Crumb Borne
Crumb Borne is a novella by Clive Barry, published in 1965. Fascinating critics with its hyper sensory descriptive style, deadpan absurdism, and pitch black humour, it was awarded the first ever Guardian Fiction Prize.
Background
Set in a prisoner-of-war camp during World War II, Crumb Borne is, by turns, a painstaking dissection and perverse parody of its author's own lived experiences. As a dashing youth, Barry performed a well documented real-life escape, in a straightforward act of nerve and intrepidity befitting a Boys' Own article.

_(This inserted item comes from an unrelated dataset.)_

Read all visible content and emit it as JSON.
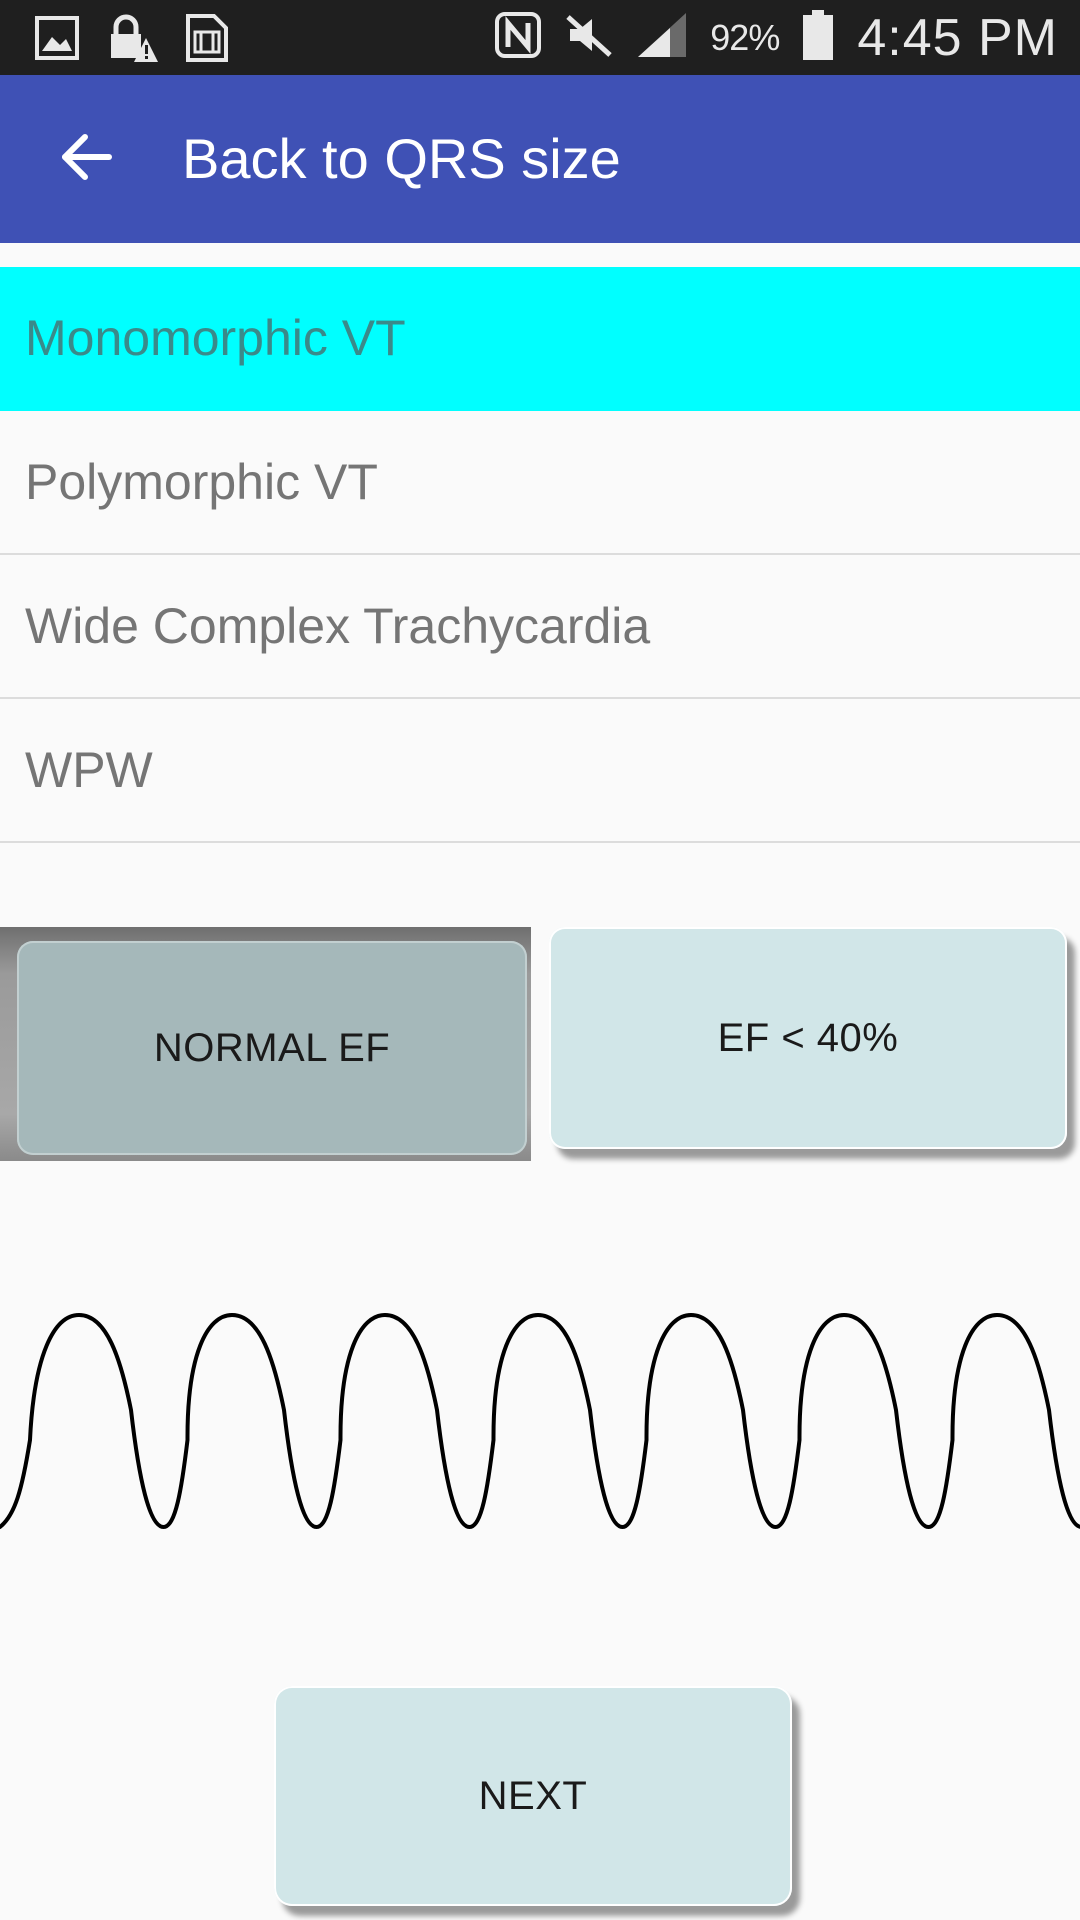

But, as observed in The Observer, "Frugal"—Crumb Bornes "extraordinarily ugly and unpopular" protagonist—seeks his liberty in the most "marvellously eccentric and magical manner" possible.Critical reception
Reviewers variously compared Barry's "brutal comic compound disasters" to Beckett but with a "swifter and more sharply visual fantasy", his "extraordinary visual sense" to Grosz for "verbalising the peculiar line and force of an expressionist cartoonist", his descriptive method to Rolfe "but the details are smaller, sharper, and the ultimate picture more compelling" and his "black clowning" to "a more robust, less aesthetical Nabokov—the Nabokov of 'Invitation to a Beheading,' say."Robert Nye, writing in The Guardian, characterised the book itself as too "recklessly original an outsider to walk away with an establishment prize". Ironically, months later, his own newspaper created a book award and made Crumb Borne its first first-prize winner.